Warren, MI 48397-5000
e-mail: david.lamb@us.army.mil

David Gorsich

Warren, MI 48397-5000
e-mail: david.j.gorsich.civ@mail.mil

1Corresponding author.

Contributed by the Design Automation Committee of ASME for publication in the JOURNAL OF MECHANICAL DESIGN. Manuscript received August 6, 2016; final manuscript received December 22, 2016; published online January 27, 2017. Assoc. Editor: Nam H. Kim.This work is in part a work of the U.S. Government. ASME disclaims all interest in the U.S. Government's contributions

J. Mech. Des 139(3), 031404 (Jan 27, 2017) (10 pages) Paper No: MD-16-1560; doi: 10.1115/1.4035679 History: Received August 06, 2016; Revised December 22, 2016

The conventional reliability-based design optimization (RBDO) methods assume that a simulation model is able to represent the real physics accurately. However, this assumption may not always hold as the simulation model could be biased.
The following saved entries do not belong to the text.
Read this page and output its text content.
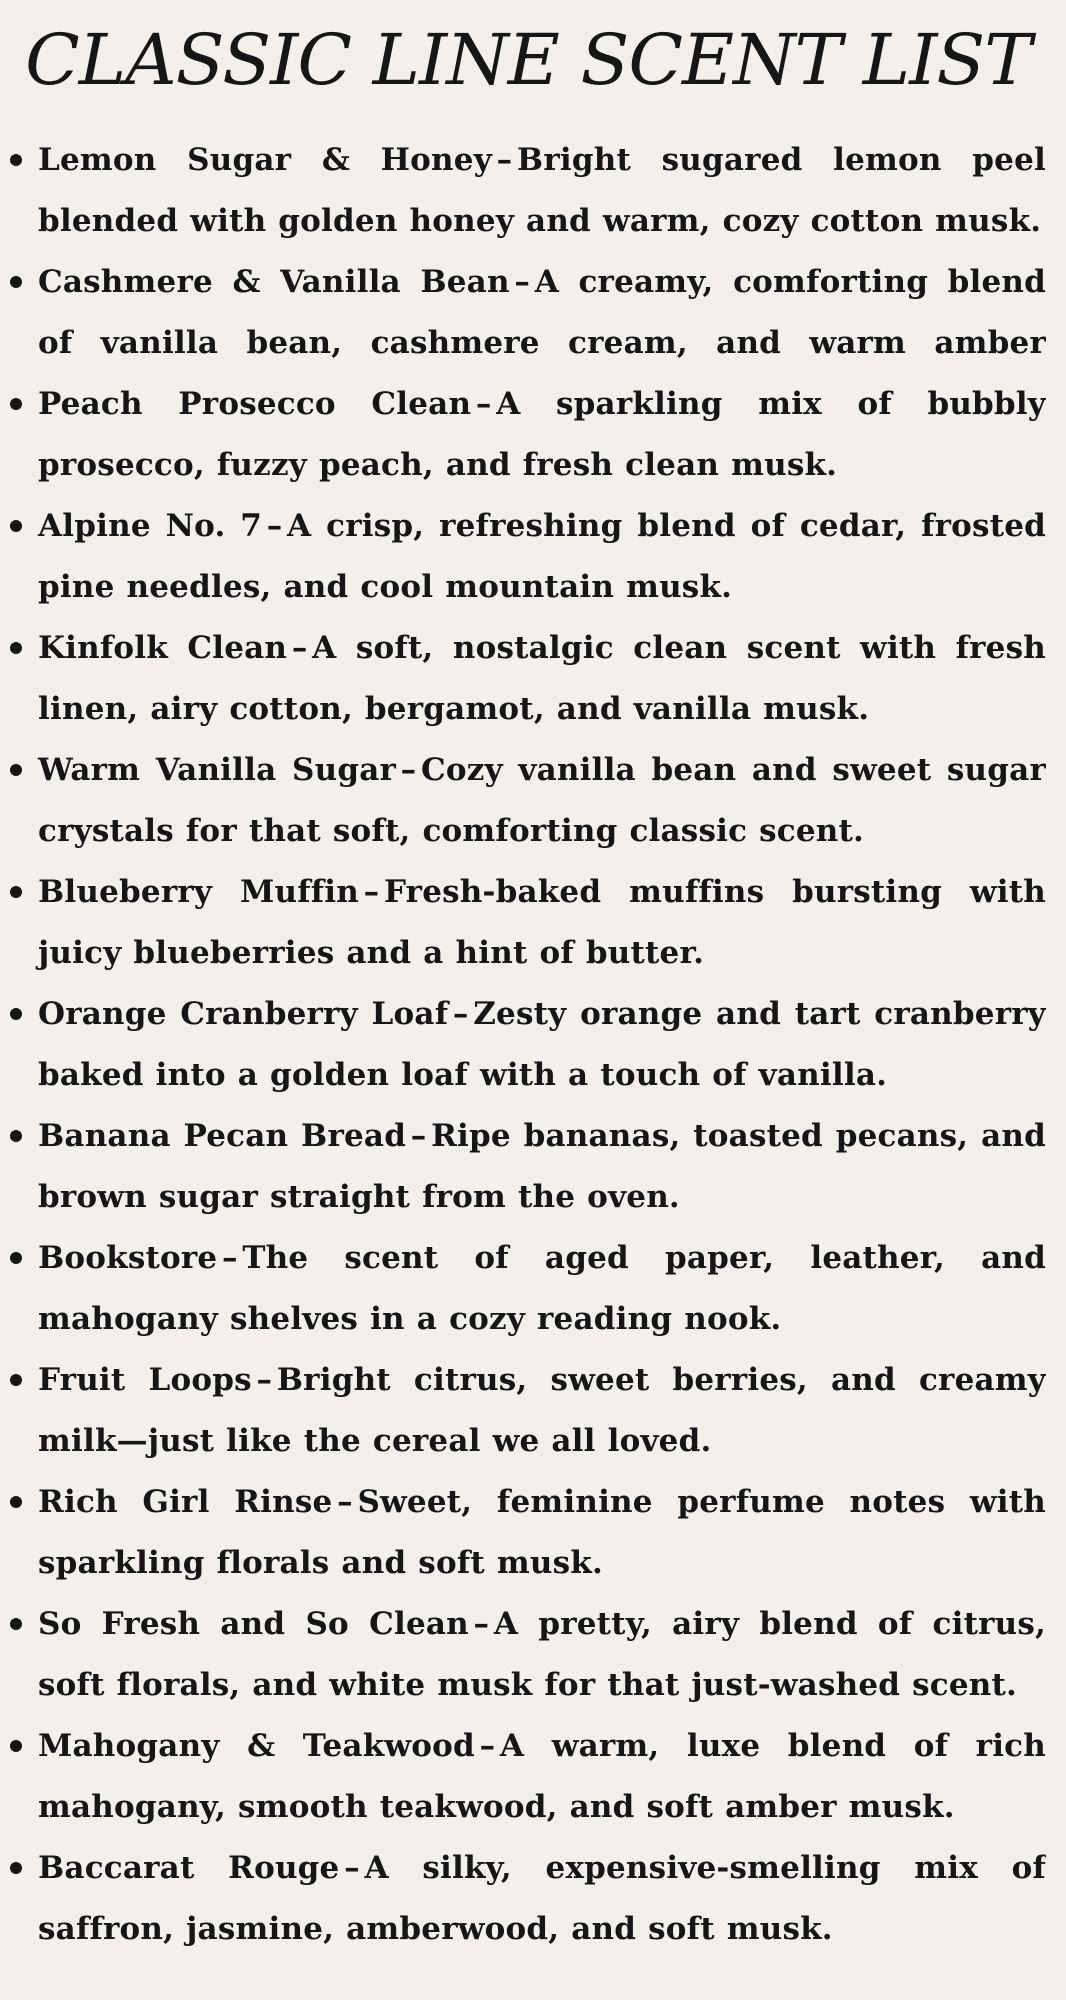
CLASSIC LINE SCENT LIST
Lemon Sugar & Honey – Bright sugared lemon peel blended with golden honey and warm, cozy cotton musk.
Cashmere & Vanilla Bean – A creamy, comforting blend of vanilla bean, cashmere cream, and warm amber
Peach Prosecco Clean – A sparkling mix of bubbly prosecco, fuzzy peach, and fresh clean musk.
Alpine No. 7 – A crisp, refreshing blend of cedar, frosted pine needles, and cool mountain musk.
Kinfolk Clean – A soft, nostalgic clean scent with fresh linen, airy cotton, bergamot, and vanilla musk.
Warm Vanilla Sugar – Cozy vanilla bean and sweet sugar crystals for that soft, comforting classic scent.
Blueberry Muffin – Fresh-baked muffins bursting with juicy blueberries and a hint of butter.
Orange Cranberry Loaf – Zesty orange and tart cranberry baked into a golden loaf with a touch of vanilla.
Banana Pecan Bread – Ripe bananas, toasted pecans, and brown sugar straight from the oven.
Bookstore – The scent of aged paper, leather, and mahogany shelves in a cozy reading nook.
Fruit Loops – Bright citrus, sweet berries, and creamy milk—just like the cereal we all loved.
Rich Girl Rinse – Sweet, feminine perfume notes with sparkling florals and soft musk.
So Fresh and So Clean – A pretty, airy blend of citrus, soft florals, and white musk for that just-washed scent.
Mahogany & Teakwood – A warm, luxe blend of rich mahogany, smooth teakwood, and soft amber musk.
Baccarat Rouge – A silky, expensive-smelling mix of saffron, jasmine, amberwood, and soft musk.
Accordingly, designed product based on the conventional RBDO optimum may either not satisfy the target reliability or be overly conservative design. Therefore, simulation model validation using output experimental data, which corrects model bias, should be integrated in the RBDO process. With particular focus on RBDO, the model validation needs to account for the uncertainty induced by insufficient experimental data as well as the inherent variability of the products. In this paper, a confidence-based model validation method that captures the variability and the uncertainty, and that corrects model bias at a user-specified target confidence level, has been developed. The developed model validation helps RBDO to obtain a conservative RBDO optimum design at the target confidence level. The RBDO with model validation may have a convergence issue because the feasible domain changes as the design moves (i.e., a moving-target problem). To resolve the issue, a practical optimization procedure is proposed. Furthermore, the efficiency is achieved by carrying out deterministic design optimization (DDO) and RBDO without model validation, followed by RBDO with confidence-based model validation. Finally, we demonstrate that the proposed RBDO approach can achieve a conservative and practical optimum design given a limited number of experimental data.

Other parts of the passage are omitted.